Asset development among young adults is imperative and can be linked to better education, housing, and employment outcomes. However, Black, Indigenous, and low-income children and youth are overrepresented in the foster care population and the unbanked population, indicating that foster youth experience considerable barriers to asset development. One avenue to asset development is access to traditional banking services. Ninety-five percent of households in the United states are banked, which allows gaining financial independence easier for many people (FDIC, 2019). However, access to traditional banking services varies drastically across the country due to systemic barriers, especially for youth in foster care. Unbanked families are more likely to be low-income, have low educational attainment, and be Black, Hispanic, or American Indian or Alaskan Native than banked families (FDIC, 2019). Banking behavior also changes based on when a person was introduced to mainstream banking, with young adults who were introduced to banking as teenagers being more likely to have a checking or savings account. While access to banking is a critical piece in asset development, it is not the only way to develop assets (e.g., retirement accounts, stocks, and bonds).
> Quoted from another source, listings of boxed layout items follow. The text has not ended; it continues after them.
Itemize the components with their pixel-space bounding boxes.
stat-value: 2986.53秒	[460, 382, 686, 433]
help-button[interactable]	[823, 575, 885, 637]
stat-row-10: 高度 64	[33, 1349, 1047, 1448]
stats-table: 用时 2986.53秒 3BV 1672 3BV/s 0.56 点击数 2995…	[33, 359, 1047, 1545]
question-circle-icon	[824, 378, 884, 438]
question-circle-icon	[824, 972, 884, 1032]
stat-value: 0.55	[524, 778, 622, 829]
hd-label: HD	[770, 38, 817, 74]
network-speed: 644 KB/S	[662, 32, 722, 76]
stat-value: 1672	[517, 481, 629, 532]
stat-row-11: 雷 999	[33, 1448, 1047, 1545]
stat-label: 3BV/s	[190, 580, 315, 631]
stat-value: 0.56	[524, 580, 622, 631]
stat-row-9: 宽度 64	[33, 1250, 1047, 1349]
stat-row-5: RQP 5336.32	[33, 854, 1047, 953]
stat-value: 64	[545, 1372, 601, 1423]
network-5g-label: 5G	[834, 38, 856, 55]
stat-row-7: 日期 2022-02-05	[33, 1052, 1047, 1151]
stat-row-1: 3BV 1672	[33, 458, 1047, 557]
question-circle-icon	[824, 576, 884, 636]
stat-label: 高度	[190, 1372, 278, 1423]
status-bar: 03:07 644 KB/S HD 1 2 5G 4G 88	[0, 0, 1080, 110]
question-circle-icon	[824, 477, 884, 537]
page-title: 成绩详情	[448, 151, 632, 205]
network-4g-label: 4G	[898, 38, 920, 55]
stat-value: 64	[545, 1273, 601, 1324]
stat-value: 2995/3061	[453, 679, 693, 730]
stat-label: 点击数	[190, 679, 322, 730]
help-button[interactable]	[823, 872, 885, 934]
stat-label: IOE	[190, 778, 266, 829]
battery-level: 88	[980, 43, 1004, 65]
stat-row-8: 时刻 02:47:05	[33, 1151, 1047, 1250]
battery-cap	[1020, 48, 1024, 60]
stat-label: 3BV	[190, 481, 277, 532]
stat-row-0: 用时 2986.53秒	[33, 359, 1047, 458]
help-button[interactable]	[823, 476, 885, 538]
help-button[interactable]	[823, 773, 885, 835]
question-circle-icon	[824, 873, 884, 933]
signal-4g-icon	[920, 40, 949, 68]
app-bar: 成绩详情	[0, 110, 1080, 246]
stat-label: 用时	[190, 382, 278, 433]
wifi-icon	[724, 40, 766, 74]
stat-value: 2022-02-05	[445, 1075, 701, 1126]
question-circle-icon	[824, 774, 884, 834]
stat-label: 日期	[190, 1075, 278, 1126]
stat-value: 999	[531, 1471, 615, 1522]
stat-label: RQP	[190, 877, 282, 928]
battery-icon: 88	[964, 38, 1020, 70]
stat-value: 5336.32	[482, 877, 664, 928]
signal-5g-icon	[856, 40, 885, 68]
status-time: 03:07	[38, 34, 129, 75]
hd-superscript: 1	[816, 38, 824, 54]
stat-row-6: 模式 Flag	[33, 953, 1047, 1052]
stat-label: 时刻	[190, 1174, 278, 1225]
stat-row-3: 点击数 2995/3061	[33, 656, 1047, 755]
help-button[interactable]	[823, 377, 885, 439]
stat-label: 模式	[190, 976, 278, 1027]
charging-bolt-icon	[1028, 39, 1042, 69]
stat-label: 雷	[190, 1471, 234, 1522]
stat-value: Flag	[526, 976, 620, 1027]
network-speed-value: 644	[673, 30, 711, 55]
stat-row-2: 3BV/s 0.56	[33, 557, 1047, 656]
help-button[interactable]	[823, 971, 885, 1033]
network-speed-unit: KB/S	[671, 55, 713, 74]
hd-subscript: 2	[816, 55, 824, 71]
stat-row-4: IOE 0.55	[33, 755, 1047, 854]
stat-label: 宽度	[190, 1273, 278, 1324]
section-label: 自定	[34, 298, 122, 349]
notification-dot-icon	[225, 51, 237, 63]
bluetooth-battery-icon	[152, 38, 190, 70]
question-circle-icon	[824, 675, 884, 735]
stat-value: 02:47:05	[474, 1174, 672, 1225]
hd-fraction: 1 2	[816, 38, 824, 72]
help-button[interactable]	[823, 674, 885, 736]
Asset development is not distributed equitably across society with only 11% of low-income and 34% of racial minority households having a retirement account compared to 90% of the highest income households and 58% of White households (Bricker et al., 2012). Lack of access to asset development opportunities can hinder one’s financial trajectory.
Data come from the Jim Casey Youth Opportunities Initiative (JCYOI) restricted use dataset. The JCYOI serves young people ages 14-26 who have spent at least one day in foster care after their 14th birthday. JCYOI collects data from young people across 17 states every April and October, consistently achieving an 80% response rate. In April 2021, a subset of this data was made available to researchers for the first time. The current paper utilizes logistic regression to examine if young people who purchase assets experience better young adult outcomes (housing, educational attainment, employment) than their peers who do not purchase an asset. Our sample includes 1,624 young people.
Our sample was 68.7% female and 31.3% male with 30.6% identifying as Black, NH, 16.1% identifying as Hispanic, 10.0% identifying as multiracial, 34.7% identifying as White, and 8.6% identifying as a race other than White, Black, multiracial, or Hispanic. Approximately 24.7% of our sample purchased an asset.
When examining results of logistic regression, young people who purchased an asset were more likely to be employed (OR=1.44, P<.05) and have reliable transportation (OR=2.49, p<.000) when controlling for race/ethnicity, age, gender, foster care status, and outcome at prior survey. There was not a statistically significant relationship between asset purchasing and stable housing or school enrollment.
Asset development and financial literacy are key components to a successful transition to adulthood. However, for youth in foster care, access to banking and asset development can be limited. The authors will discuss practice, policy, and research implications on these findings.